Podniosłem się z podłogi i podałem Hanie dłoń, żeby pomóc jej wstać. Obejrzałem jej ranę, z której sączyła się krew. Skaleczenie nie było dość poważne. Wystarczyło je oczyścić i założyć plasterek. Kiedy ja zajmowałem się Haną Harry posprzątał resztki szkieł znajdujących się na podłodze.
Wróciliśmy do ogrodu. Siedzieliśmy w ciszy przy ognisku. Nie wiem dlaczego, ale każdy myślał teraz o mojej narzeczonej. Do mnie samego nie doszła jeszcze ta informacja, którą wyznała nam Hana. Teraz dotarło do mnie dlaczego Hana odmawiała mi seksu i unikała wszelkiego kontaktu. Brooks po prostu się o mnie bała, a ja podejrzewałem, że nie chce ze mną być i być może ma kogoś. Powinienem walnąć się w łeb. Hana mnie teraz bardzo potrzebuje.

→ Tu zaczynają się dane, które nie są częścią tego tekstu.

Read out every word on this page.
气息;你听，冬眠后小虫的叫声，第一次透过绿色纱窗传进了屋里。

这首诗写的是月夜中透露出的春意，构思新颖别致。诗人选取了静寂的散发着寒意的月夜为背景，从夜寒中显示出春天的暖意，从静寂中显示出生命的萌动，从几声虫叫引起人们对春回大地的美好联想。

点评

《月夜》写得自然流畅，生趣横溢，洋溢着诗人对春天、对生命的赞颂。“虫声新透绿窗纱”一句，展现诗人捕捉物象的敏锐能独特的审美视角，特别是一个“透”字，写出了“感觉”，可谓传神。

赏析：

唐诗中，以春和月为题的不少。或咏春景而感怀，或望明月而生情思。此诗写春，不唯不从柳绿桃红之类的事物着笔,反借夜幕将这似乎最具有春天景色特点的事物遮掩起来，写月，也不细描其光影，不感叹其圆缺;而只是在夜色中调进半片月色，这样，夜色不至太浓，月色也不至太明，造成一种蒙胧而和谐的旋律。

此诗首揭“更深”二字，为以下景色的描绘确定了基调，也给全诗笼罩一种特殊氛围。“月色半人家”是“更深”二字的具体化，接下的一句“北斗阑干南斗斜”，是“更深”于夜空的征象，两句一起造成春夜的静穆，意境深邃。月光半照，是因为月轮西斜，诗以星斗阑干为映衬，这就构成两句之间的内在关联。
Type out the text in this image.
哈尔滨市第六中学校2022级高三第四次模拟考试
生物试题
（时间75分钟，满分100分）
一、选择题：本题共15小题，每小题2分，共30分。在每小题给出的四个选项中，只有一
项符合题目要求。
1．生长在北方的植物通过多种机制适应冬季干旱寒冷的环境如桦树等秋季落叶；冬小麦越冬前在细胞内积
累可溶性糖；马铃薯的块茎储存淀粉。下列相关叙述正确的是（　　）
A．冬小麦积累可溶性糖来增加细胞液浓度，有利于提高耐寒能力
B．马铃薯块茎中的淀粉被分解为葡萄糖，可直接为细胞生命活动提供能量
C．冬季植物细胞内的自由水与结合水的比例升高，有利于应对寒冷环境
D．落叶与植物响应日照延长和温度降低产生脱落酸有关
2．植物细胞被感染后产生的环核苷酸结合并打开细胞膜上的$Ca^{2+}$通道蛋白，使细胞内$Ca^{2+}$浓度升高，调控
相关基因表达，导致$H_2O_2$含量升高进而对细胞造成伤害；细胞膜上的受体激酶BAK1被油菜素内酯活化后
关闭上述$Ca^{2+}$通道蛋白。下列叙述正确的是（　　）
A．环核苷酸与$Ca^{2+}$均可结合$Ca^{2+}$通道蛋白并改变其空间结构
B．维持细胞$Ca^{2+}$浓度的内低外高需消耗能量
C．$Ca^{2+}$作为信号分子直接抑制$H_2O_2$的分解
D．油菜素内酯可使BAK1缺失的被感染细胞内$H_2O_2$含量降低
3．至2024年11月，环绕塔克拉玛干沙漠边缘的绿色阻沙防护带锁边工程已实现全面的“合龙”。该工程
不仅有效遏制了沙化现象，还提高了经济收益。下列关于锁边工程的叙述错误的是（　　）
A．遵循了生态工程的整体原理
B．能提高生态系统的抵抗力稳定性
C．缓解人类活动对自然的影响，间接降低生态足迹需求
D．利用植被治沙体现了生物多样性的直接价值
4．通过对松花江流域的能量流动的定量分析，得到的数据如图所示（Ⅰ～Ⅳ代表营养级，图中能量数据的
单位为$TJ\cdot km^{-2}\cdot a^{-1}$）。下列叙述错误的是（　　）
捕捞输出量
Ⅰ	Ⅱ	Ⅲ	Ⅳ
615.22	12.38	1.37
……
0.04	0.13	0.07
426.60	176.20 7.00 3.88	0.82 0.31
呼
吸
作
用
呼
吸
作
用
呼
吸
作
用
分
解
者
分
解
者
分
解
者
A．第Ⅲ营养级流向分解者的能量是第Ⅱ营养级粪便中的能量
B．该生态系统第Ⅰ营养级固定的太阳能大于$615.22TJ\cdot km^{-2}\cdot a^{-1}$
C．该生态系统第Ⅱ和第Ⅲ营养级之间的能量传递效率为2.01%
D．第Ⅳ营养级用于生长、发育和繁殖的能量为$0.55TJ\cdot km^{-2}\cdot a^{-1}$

-Przepraszam,że zepsułam ten dzień. To nie tak miało być -powiedziała nagle Han przerywając niezręczną dla nas wszystkich ciszę.
-Daj spokój, nie masz za co przepraszać -powiedział Lou.
-Co teraz będzie? -zapytał Harry
-A co ma być? Trzeba iść dalej. Nauczyć się żyć trochę inaczej niż planowaliśmy -powiedziałem.
-Jennifer ściąga same kłopoty. Myślałem, że gdy będzie za kratami to się od niej uwolnimy. A ona wciąż najbardziej komplikuje wasze życie -skomentował Louis.
-Od początku chciała mnie zabić. Za pierwszym razem jej się nie udało, a teraz dopnie swego. -powiedziała Hana.
-Nie umrzesz -powiedziała Dorothy spoglądając na mnie ,szukając wsparcia, albo wiarygodności jej słów. Nie potrafiłem odpowiedzieć na to pytanie jednoznacznie. Wiedziałem,że trzeba przygotować się na najgorszą wersję.
-Nie znam dnia ani godziny -powiedziała Brooks.
-Co w takim razie ze ślubem? -zapytał Harry
-Musisz zadawać teraz takie pytania? -skarciła go Doris - To nie czas i miejsce. Dorośnij Harry.
-Przepraszam -odparł Styles.
-Nie mamy zamiaru z niczego rezygnować -powiedziałem ściskając Hanę za rękę. -Ślub i wesele się odbędzie.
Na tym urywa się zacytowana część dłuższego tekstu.